Commercio, liberalizzazione degli orari in Toscana: flop del “Salva Italia”

Presentata, nelle commissioni Attività produttive ed Emergenza occupazionale, la relazione finale dell'indagine sugli effetti del decreto "Salva Italia"

In Toscana la liberalizzazione degli orari non ha, per il momento, ancora portato i risultati sperati. Questo quanto emerge da un approfondimento su come sono cambiate le condizioni di lavoro dei dipendenti della grande distribuzione in Toscana, a seguito del decreto “Salva Italia” che ha liberalizzato le aperture. La relazione finale di questa indagine, realizzata congiuntamente dalla commissione Sviluppo economico e dalla commissione per l’Emergenza occupazionale, è stata presentata ieri mattina durante la seduta congiunta delle Commissioni, presiedute rispettivamente da Rosanna Pugnalini e da Paolo Marini. Analisi sul commercio che vide un caldissimo faccia a faccia, proprio su questo tema, tra Regione e Governo Monti. Le norme nazionali ebbero la "meglio". 

L’indagine è partita su richiesta di alcuni consiglieri regionali nell’aprile del 2013, alla luce delle numerose manifestazioni di disagio e di difficoltà giunte da molti lavoratori toscani del settore. Le Commissioni, sotto la guida del coordinatore dell’indagine Ivan Ferrucci, hanno svolto numerosi incontri, audizioni di addetti ai lavori, organizzazioni sindacali, associazioni di categoria, associazioni di consumatori e imprenditori, effettuato interviste e distribuito questionari, avvalendosi anche di dati statistici disponibili e di uno specifico studio condotto per l’occasione dall’Irpet. Il risultato è un focus che tocca complessivamente più di un aspetto: come cioè i “lavoratori della domenica” sia un fenomeno che sta modificando le abitudini di vita delle famiglie, oltre che i rapporti di lavoro; come stiano cambiando le abitudini all’acquisto e, di conseguenza, l’organizzazione dei centri commerciali e la rete di servizi che ruota attorno ad essi.

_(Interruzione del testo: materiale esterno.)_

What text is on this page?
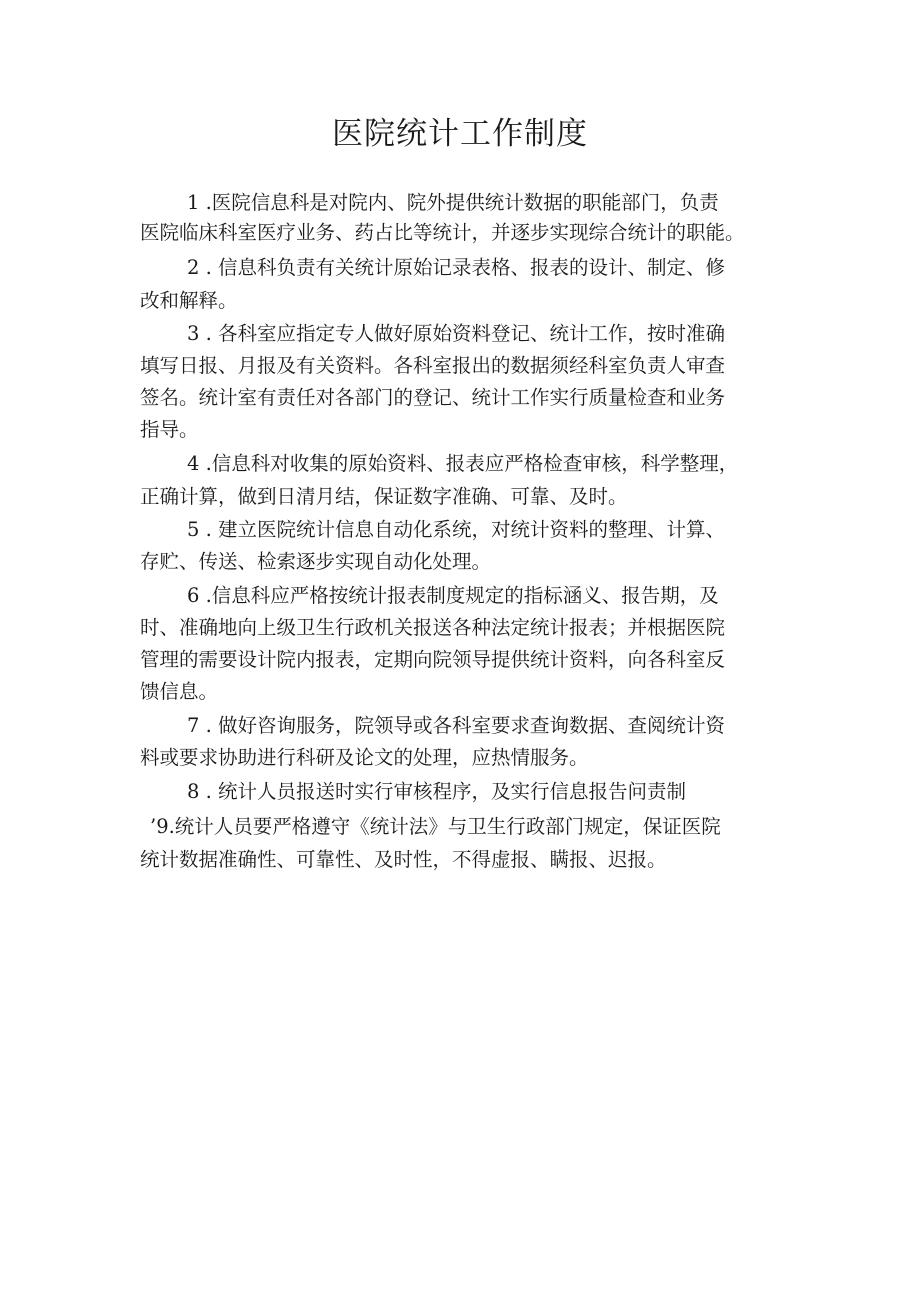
医院统计工作制度

1 .医院信息科是对院内、院外提供统计数据的职能部门，负责

医院临床科室医疗业务、药占比等统计，并逐步实现综合统计的职能。

2 . 信息科负责有关统计原始记录表格、报表的设计、制定、修

改和解释。

3 . 各科室应指定专人做好原始资料登记、统计工作，按时准确

填写日报、月报及有关资料。各科室报出的数据须经科室负责人审查

签名。统计室有责任对各部门的登记、统计工作实行质量检查和业务

指导。

4 .信息科对收集的原始资料、报表应严格检查审核，科学整理，

正确计算，做到日清月结，保证数字准确、可靠、及时。

5 . 建立医院统计信息自动化系统，对统计资料的整理、计算、

存贮、传送、检索逐步实现自动化处理。

6 .信息科应严格按统计报表制度规定的指标涵义、报告期，及

时、准确地向上级卫生行政机关报送各种法定统计报表；并根据医院

管理的需要设计院内报表，定期向院领导提供统计资料，向各科室反

馈信息。

7 . 做好咨询服务，院领导或各科室要求查询数据、查阅统计资

料或要求协助进行科研及论文的处理，应热情服务。

8 . 统计人员报送时实行审核程序，及实行信息报告问责制

’9.统计人员要严格遵守《统计法》与卫生行政部门规定，保证医院

统计数据准确性、可靠性、及时性，不得虚报、瞒报、迟报。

Come ha spiegato Ferrucci illustrando la relazione finale, è emerso che l’apertura degli esercizi commerciali sette giorni su sette ha incrementato tipologie di contratto diverse, spesso molto precarie e basate sul basso livello di professionalità richiesto e su un’estrema flessibilità.

“Stando ai risultati dello studio Irpet – si legge in una nota - emerge che le aperture domenicali non sono state di fatto una sollecitazione ai consumi: resta difficile capire quanto questo sia dovuto alla crisi di questi ultimi anni e quanto all’inadeguatezza dello strumento, mentre hanno prodotto in alcuni casi l’aumento dei costi fissi e indiretti”.